と尋ねられました。私は次のように答えました。

「もちろん驚いたけど、嬉しかったよ。挑戦したいという生徒に『無理だ』とは私が言うわけないよ。逆に、言い出してすぐにやめる・・・となったら一言厳しいことを言うけれどね。

やめること自体が悪いんじゃなくて、大した努力もせずに逃げてしまうことはどうかな?と思うから。でも、君はしっかりと続けてすごいよね。」

と。仕事でも、勉強でも、趣味でも同じです。自分なりに限界まで努力して、それでも「これ以上は無理だ、非効率だ」と判断したのなら速やかにプロに任せたり諦めるべきです。

 まさに先日の私…💦これは正しい判断で、次の一手を打つためのスタートだと定義しています。

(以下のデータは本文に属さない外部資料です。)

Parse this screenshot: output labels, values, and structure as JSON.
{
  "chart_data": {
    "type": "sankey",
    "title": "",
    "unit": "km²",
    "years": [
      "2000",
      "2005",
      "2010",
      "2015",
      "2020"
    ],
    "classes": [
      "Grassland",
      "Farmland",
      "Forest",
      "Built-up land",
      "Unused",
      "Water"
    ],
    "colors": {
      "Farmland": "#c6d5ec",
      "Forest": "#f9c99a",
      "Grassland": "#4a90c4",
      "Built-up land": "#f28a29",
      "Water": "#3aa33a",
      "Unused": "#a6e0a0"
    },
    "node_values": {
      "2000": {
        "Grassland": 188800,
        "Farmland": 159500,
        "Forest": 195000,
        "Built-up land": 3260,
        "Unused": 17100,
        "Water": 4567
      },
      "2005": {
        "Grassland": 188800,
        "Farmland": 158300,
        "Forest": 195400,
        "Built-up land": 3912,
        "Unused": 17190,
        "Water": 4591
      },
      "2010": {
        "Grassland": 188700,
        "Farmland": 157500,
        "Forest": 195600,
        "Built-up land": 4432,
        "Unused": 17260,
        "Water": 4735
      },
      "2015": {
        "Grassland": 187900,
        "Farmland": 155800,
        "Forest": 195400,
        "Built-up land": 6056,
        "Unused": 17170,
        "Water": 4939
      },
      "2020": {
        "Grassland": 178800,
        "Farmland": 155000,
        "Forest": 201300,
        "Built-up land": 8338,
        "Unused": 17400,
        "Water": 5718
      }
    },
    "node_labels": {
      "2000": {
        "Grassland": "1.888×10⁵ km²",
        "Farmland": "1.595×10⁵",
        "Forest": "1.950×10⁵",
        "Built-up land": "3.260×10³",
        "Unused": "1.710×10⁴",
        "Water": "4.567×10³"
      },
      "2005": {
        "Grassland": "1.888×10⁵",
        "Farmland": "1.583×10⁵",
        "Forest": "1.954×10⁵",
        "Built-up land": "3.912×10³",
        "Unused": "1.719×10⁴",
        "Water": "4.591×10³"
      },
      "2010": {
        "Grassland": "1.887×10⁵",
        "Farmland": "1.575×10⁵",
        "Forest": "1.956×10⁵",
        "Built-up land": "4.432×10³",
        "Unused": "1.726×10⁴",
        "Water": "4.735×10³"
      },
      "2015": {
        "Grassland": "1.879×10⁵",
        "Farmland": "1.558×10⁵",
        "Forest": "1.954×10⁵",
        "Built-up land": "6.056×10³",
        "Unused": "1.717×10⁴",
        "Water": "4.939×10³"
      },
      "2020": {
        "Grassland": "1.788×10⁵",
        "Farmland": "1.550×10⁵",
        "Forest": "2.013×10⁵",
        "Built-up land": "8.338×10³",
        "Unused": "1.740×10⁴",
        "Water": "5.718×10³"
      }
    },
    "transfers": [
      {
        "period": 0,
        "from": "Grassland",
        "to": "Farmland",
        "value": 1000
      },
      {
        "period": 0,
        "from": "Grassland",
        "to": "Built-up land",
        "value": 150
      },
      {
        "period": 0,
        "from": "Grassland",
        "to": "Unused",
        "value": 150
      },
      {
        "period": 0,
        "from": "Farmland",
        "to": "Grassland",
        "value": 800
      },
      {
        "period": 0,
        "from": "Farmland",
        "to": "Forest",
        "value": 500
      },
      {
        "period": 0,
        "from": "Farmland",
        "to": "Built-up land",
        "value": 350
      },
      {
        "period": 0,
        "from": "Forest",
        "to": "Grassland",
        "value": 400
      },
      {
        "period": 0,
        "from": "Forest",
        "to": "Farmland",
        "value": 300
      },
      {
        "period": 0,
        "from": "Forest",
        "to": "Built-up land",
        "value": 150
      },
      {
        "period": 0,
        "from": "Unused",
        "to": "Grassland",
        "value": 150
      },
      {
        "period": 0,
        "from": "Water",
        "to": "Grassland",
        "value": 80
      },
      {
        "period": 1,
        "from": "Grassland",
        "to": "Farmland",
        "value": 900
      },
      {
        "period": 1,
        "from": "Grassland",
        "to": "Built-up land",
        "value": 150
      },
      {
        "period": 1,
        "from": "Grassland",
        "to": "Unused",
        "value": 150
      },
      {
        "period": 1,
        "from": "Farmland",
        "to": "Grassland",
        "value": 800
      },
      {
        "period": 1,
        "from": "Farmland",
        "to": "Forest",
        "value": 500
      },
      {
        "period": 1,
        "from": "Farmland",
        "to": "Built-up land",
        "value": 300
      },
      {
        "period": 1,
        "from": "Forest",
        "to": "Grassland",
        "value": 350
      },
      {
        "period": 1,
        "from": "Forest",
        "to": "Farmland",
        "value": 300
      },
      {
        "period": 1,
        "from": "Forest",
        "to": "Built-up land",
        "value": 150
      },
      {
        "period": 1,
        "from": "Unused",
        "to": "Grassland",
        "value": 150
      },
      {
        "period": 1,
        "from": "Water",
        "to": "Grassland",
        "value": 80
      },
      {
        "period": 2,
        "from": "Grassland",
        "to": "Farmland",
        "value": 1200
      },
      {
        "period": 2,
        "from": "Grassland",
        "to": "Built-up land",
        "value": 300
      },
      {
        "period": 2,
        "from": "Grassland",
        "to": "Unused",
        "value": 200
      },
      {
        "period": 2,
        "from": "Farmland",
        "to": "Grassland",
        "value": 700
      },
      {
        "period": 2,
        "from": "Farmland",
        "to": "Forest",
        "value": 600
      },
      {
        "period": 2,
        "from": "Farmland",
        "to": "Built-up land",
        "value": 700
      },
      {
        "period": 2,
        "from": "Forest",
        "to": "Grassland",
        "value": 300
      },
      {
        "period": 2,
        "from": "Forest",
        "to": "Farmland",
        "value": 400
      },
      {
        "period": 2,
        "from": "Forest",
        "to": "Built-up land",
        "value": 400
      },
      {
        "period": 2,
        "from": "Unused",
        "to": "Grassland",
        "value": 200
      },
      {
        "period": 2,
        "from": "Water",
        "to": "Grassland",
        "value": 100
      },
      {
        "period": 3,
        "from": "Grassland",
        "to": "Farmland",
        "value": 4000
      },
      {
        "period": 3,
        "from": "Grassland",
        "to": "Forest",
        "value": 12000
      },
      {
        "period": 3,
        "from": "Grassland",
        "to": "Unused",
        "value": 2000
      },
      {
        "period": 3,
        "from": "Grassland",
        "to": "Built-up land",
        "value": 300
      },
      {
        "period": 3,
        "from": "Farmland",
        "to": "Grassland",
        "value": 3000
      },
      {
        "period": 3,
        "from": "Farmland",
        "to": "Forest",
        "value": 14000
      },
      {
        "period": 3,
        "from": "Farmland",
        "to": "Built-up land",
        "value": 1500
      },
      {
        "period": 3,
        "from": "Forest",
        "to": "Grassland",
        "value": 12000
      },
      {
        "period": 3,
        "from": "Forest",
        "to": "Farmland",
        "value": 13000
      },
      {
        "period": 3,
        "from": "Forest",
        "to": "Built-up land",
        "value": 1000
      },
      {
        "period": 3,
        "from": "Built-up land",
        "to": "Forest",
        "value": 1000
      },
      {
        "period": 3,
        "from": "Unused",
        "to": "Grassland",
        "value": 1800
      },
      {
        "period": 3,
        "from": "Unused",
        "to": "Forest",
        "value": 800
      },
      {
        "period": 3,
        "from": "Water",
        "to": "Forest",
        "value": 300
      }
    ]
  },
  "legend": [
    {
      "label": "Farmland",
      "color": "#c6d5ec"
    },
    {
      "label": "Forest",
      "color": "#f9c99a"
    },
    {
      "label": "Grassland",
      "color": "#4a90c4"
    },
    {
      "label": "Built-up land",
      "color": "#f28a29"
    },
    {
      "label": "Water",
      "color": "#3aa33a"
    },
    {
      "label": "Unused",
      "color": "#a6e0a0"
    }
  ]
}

 とはいえ、世の中に多いのは、その手前の段階——つまり「大した努力もせずに投げ出す」パターンです。

 私の周りにも「頑張ります!」と意気込んで始めたのに「難しい、無理」と壁にぶつかった途端、次の新しい講座や教材に飛びつく人がいます。

 学生の場合は、問題集を買っては最初の数ページだけ取り組んで、そのまま放置。それなのに、また次の新しい問題集に手を出すというパターン。これでは成績が上がるはずがありません。

 まずは一つの問題集、一つの仕事に100%の出来でなくてもいい。60〜70%の出来でいいから、とにかく最後まで「やり切る」こと。